Iwase H, Ekser B, Satyananda V, Zhou H, Hara H, Bajona P, Wijkstrom M, Bhama JK, Long C, Veroux M, Wang Y, Dai Y, Phelps C, Ayares D, Ezzelarab MB, Cooper DK. Transpl Immunol. 2015 Mar;32(2):99-108. doi: 10.1016/j.trim.2015.02.003. PMID: 25687023
In the pig-to-nonimmunosuppressed baboon artery patch model, a graft from an α1,3-galactosyltransferase gene-knockout pig transgenic for human CD46 (GTKO/CD46) induces a significant adaptive immune response (elicited anti-pig antibody response, increase in T cell proliferation on MLR, cellular infiltration of the graft), which is effectively prevented by anti-CD154mAb-based therapy.
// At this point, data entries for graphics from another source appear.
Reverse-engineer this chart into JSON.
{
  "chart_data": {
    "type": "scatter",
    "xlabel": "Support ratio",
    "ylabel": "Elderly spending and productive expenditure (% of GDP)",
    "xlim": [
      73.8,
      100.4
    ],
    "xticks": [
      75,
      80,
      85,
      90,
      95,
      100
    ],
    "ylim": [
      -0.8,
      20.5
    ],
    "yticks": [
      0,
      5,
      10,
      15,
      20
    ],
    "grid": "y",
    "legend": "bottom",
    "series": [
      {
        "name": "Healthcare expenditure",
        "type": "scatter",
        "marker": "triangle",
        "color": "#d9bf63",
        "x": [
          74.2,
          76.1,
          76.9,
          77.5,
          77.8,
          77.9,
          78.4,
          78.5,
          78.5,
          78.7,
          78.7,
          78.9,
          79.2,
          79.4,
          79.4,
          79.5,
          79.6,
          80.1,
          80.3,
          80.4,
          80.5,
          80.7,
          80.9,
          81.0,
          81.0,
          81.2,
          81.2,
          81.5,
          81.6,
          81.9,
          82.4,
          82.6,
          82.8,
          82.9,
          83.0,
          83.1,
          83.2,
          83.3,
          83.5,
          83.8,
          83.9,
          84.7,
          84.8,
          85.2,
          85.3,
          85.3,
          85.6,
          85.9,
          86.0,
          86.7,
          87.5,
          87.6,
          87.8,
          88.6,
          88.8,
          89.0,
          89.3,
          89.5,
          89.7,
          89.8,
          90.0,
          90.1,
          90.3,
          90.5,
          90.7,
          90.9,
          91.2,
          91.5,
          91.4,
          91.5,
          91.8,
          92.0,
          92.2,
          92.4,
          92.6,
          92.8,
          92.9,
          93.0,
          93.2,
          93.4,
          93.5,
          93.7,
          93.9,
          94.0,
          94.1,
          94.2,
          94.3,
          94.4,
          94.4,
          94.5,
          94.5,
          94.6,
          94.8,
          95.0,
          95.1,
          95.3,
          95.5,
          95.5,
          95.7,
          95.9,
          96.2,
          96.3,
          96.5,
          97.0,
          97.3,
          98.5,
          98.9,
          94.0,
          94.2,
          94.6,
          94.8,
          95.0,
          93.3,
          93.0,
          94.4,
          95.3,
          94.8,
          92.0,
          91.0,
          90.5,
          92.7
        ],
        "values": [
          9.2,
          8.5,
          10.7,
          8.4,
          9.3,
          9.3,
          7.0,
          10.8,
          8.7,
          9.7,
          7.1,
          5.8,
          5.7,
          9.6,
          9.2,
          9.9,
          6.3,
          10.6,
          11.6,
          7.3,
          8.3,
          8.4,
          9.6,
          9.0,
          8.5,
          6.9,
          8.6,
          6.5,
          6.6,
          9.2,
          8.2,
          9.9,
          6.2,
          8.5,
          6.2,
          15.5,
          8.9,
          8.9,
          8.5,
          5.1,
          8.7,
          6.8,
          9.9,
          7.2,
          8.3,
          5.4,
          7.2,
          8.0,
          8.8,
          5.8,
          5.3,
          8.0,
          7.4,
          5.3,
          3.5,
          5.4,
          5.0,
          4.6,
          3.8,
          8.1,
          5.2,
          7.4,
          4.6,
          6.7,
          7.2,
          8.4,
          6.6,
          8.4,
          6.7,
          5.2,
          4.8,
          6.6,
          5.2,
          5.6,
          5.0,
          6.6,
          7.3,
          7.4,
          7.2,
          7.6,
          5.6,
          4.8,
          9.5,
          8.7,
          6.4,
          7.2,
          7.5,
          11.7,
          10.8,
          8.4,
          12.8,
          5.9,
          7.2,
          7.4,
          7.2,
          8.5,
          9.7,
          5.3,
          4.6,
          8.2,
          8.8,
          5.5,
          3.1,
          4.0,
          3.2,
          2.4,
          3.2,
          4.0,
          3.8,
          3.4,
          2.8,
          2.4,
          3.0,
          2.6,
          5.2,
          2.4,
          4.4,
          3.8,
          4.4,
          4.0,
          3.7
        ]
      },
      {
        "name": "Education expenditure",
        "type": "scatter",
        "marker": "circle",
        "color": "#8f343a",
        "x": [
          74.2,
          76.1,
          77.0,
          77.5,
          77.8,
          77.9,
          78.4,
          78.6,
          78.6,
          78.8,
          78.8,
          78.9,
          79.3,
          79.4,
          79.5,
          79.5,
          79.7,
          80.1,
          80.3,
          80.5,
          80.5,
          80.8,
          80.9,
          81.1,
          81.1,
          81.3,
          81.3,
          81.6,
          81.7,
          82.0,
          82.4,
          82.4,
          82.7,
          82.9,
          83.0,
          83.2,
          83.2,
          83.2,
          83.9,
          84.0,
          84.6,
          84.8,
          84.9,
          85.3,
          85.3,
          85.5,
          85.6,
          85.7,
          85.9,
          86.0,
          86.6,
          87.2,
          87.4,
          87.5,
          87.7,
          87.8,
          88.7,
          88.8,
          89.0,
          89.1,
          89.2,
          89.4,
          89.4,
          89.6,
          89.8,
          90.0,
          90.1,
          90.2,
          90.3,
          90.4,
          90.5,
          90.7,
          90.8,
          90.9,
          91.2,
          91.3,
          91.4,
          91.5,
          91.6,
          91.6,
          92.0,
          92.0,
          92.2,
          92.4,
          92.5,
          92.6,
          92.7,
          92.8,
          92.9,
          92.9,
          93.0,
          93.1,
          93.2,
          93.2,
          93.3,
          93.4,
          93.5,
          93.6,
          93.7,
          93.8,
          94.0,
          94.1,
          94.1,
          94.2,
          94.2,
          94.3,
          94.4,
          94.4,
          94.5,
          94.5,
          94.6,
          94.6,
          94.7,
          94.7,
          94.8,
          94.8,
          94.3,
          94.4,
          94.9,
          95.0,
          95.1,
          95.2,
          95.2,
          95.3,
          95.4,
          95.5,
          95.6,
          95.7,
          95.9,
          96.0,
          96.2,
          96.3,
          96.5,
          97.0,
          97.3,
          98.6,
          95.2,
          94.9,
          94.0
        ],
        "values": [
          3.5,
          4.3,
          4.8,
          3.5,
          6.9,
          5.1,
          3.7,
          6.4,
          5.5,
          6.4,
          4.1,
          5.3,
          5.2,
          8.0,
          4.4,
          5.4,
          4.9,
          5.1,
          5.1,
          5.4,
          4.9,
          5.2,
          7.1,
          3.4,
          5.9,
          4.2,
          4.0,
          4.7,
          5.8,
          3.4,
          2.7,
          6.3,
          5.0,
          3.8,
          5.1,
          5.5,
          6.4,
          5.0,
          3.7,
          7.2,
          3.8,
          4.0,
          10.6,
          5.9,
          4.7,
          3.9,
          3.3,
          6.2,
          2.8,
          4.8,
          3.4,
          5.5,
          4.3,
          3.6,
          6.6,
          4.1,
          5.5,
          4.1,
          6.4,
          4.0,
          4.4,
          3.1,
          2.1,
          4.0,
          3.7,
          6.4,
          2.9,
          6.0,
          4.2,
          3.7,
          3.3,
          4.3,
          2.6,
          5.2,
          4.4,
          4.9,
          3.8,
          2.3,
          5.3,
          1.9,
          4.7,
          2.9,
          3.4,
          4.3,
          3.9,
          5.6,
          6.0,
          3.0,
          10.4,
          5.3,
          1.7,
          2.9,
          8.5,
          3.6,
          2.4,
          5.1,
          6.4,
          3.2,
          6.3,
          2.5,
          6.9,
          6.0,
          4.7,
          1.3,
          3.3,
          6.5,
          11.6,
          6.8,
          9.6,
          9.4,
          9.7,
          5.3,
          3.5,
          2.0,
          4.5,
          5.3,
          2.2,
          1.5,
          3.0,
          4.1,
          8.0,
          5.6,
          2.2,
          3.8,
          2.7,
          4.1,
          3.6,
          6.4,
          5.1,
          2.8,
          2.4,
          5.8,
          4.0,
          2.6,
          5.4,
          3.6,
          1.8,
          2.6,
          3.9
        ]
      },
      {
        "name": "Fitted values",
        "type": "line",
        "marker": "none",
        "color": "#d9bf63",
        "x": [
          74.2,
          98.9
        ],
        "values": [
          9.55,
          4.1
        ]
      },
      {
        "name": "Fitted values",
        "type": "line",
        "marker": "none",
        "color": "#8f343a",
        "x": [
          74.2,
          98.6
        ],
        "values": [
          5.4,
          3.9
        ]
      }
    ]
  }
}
As anti-CD154mAb is currently not clinically applicable, we evaluated whether it could be replaced by CD28/B7 pathway blockade or by blockade of both pathways (using belatacept + anti-CD40mAb [2C10R4]). We further investigated whether a patch from a GTKO/CD46 pig with a mutant human MHC class II transactivator (CIITA-DN) gene would allow reduction in the immunosuppressive therapy administered.
When grafts from GTKO/CD46 pigs were transplanted with blockade of both pathways, a minimal or insignificant adaptive response was documented. When a GTKO/CD46/CIITA-DN graft was transplanted, but no immunosuppressive therapy was administered, a marked adaptive response was documented. In the presence of CD28/B7 pathway blockade (abatacept or belatacept), there was a weak adaptive response that was diminished when compared with that to a GTKO/CD46 graft. Blockade of both pathways prevented an adaptive response.
Although expression of the mutant MHC CIITA-DN gene was associated with a reduced adaptive immune response when immunosuppressive therapy was inadequate, when blockade of both the CD40/CD154 and CD28/B7 pathways was present, the response even to a GTKO/CD46 graft was suppressed. This was confirmed after GTKO/CD46 heart transplantation in baboons.